チコリは北の海に向かった、ギレットも心配なので同行したが今回の冒険も命を賭けたものになった。
海は荒れ吹雪も来た、船は揺れに揺れて。
海の怪物も次から次に来た、シー=サーペントにクラーケンと。
巨大な怪物が襲い掛かる、チコリはその怪物達とギレットと共に戦いつつ魚を追い求めていた、その中で。
ギレットは妹にだ、船ので問うた。
「ここまでしてか」
「ええ、お魚をね」
「釣って手に入れるんだな」
「そうするから」
「今回の冒険もな」
ギレットは冒険のこと自体を妹に言った。

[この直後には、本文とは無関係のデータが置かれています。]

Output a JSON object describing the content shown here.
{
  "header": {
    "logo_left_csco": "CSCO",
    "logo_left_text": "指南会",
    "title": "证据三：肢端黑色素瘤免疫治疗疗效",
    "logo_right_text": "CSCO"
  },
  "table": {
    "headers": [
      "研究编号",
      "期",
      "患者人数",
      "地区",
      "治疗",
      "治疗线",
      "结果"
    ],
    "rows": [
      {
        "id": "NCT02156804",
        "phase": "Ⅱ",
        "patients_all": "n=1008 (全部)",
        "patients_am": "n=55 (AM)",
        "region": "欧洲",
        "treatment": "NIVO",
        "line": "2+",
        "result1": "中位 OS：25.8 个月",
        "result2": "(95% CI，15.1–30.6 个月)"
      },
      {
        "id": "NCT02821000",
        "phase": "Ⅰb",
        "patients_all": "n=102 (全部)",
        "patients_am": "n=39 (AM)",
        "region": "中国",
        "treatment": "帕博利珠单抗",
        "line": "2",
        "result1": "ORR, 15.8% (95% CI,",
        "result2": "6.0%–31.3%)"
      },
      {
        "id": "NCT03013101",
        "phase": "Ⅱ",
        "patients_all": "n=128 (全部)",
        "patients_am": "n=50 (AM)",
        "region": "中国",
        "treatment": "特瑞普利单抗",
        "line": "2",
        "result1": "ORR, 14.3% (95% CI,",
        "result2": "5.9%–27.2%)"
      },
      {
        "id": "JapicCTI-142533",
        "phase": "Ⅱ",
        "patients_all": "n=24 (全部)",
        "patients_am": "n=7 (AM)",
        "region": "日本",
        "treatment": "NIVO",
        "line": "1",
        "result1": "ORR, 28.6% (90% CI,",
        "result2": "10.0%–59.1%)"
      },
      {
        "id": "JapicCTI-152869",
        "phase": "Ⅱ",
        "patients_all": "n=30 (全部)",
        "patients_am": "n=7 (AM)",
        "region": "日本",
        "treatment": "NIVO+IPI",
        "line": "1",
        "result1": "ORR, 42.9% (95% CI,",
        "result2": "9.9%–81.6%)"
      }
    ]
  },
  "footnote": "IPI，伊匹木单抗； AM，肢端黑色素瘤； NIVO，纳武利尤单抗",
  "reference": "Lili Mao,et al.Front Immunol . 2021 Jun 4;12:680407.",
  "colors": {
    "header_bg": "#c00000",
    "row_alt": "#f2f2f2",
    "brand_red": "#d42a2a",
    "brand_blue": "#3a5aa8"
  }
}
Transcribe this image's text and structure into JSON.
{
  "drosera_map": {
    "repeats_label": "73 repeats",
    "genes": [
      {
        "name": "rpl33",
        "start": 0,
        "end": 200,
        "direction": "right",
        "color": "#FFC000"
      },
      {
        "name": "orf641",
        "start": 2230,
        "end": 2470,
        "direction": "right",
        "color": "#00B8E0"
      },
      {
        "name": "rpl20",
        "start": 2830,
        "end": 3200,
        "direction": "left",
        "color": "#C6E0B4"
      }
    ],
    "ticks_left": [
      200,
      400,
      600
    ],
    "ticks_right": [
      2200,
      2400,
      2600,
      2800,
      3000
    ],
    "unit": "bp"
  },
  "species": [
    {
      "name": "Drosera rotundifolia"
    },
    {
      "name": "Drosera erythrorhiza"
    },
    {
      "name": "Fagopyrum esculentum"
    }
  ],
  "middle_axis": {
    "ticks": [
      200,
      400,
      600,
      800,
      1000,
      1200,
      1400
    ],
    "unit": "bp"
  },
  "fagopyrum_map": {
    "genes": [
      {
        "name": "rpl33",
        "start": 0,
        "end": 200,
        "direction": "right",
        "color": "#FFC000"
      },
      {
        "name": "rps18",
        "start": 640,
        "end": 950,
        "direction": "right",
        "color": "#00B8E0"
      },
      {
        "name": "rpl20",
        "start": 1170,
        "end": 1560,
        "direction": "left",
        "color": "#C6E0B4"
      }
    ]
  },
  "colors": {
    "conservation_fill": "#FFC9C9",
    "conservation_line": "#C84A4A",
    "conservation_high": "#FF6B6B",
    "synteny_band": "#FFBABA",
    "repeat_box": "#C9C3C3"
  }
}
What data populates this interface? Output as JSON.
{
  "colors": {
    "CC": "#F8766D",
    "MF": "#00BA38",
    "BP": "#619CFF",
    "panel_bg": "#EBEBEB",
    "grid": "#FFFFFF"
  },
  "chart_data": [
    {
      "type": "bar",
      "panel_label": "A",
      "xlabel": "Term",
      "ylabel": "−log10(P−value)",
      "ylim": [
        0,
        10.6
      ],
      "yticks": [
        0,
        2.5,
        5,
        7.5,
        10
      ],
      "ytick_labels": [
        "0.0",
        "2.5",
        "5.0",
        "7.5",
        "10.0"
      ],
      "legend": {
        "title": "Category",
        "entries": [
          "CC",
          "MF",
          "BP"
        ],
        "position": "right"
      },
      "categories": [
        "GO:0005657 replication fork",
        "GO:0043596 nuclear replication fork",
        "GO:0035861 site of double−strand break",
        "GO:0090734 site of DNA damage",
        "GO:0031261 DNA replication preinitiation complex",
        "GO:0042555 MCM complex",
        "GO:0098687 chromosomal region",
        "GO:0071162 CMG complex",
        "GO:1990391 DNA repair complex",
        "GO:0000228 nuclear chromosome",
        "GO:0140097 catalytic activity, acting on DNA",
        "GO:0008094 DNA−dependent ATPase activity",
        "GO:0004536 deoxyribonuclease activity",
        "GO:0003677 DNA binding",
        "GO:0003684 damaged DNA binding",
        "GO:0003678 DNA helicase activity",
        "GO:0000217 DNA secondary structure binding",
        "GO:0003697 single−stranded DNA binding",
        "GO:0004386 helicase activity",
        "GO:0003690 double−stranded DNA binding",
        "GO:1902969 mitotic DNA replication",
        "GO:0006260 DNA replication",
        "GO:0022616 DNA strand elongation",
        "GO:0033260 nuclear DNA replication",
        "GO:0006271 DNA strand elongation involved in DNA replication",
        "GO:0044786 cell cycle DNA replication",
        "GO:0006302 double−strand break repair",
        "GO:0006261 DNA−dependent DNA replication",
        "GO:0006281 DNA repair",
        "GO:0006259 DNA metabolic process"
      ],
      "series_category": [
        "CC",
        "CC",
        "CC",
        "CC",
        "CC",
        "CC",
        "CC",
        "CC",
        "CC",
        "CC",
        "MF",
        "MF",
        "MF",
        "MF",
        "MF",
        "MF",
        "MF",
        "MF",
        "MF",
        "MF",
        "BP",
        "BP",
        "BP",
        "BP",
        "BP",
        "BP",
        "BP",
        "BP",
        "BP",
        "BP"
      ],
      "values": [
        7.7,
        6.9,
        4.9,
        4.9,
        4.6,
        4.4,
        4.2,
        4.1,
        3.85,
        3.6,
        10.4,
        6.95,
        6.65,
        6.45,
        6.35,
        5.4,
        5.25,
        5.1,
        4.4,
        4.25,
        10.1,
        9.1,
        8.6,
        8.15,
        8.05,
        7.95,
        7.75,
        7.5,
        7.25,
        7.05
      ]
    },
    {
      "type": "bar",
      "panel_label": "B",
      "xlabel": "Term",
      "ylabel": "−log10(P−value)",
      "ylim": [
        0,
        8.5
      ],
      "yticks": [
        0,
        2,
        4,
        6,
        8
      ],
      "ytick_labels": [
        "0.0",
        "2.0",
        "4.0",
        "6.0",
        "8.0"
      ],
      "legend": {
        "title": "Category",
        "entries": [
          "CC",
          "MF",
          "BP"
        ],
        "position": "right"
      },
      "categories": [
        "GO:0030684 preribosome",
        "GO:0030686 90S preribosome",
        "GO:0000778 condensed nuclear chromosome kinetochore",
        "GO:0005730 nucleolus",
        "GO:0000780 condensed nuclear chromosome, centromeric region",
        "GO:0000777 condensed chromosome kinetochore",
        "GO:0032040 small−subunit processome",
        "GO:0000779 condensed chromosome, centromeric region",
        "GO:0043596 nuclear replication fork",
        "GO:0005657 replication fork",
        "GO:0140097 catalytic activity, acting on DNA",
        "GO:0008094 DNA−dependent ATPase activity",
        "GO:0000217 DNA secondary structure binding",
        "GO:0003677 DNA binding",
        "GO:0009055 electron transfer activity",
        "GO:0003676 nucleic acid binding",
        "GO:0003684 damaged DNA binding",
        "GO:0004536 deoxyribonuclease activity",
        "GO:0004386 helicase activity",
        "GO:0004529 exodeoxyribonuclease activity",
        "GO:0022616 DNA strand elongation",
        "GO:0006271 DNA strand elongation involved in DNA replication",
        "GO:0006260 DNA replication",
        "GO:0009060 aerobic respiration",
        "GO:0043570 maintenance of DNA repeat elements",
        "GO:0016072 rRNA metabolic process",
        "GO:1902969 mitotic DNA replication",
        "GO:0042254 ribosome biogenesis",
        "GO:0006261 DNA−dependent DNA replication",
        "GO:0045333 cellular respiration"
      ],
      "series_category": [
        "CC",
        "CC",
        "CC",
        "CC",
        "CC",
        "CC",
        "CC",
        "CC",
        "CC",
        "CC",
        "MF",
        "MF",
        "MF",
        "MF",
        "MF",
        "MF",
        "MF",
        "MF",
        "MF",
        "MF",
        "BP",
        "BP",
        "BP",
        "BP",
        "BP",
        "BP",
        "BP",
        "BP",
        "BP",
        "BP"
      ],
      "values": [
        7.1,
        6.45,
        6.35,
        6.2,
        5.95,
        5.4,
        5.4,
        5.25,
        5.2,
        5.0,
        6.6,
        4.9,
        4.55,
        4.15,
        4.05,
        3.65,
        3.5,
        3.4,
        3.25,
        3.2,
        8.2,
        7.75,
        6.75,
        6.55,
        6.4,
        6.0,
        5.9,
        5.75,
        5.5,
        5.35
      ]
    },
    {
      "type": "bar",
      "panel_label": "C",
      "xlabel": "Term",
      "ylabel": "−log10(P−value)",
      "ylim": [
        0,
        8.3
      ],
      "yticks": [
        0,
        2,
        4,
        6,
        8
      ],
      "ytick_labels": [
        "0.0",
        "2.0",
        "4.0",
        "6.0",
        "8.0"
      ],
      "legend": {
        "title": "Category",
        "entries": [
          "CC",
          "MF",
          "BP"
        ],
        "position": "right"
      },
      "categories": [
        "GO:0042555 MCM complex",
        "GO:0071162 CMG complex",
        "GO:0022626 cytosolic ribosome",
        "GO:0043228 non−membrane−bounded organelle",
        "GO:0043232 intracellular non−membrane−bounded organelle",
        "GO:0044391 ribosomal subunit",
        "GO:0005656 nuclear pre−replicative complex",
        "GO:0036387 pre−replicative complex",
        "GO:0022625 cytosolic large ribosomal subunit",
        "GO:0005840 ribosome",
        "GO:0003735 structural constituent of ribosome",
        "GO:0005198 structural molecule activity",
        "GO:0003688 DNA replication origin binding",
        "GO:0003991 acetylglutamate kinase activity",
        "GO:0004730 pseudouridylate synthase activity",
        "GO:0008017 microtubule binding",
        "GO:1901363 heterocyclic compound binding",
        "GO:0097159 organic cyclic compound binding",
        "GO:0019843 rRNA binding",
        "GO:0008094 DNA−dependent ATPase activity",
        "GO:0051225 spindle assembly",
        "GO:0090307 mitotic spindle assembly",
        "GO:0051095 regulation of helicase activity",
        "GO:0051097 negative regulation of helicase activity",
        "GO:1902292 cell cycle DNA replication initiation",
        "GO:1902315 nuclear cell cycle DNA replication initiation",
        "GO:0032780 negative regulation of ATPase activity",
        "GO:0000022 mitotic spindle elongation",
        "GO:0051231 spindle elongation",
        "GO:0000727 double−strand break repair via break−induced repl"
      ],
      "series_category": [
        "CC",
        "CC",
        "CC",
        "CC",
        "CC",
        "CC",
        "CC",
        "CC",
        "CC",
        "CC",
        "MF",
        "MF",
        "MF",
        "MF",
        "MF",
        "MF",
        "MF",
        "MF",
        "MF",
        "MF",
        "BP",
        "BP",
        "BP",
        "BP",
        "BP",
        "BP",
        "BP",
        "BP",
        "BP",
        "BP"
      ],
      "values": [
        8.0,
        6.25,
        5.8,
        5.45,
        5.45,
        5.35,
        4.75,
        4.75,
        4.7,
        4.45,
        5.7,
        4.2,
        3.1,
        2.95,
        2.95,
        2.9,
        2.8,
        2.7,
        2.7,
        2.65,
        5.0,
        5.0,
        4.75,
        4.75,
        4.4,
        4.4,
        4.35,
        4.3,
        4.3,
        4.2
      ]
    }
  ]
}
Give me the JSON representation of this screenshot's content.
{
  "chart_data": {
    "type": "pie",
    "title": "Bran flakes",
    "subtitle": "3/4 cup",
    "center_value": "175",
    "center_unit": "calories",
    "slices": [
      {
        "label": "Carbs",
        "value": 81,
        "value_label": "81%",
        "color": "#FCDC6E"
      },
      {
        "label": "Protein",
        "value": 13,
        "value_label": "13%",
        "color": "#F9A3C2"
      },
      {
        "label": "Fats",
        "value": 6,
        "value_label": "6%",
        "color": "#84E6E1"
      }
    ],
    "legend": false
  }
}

船室の中で干し肉を一緒に食べながら。
「それなり以上に実入りがあるがら」
「クラーケンもシ=サーペントも強いだけに持ってるお金多いからね」
「かなりのものは手に入れた」
その金をというのだ。
「しっかりとな、けれどな」
「どうしてお魚を手に入れるのか」
「それが知りたいが」
「だからそれはね」
「言えないんだな」
「そうなの」
こう言うのだった、チコリはこの場でも。
「だからその時言うから」
「どういうつもりだ」
「まあまあ、今回で手に入れるものは揃うから」
「その魚を手に入れればか」
「それだけでね」
「それでその魚がいる場所まではか」
「もうすぐよ」
チコリは兄ににこりと笑って答えた。
「だからそこまで行って釣ってね」
「それで後は帰るんだな」
「そうするわ」
「じゃあ最後まで付き合ってやる」
ギレットは不機嫌な顔だがこう答えはした。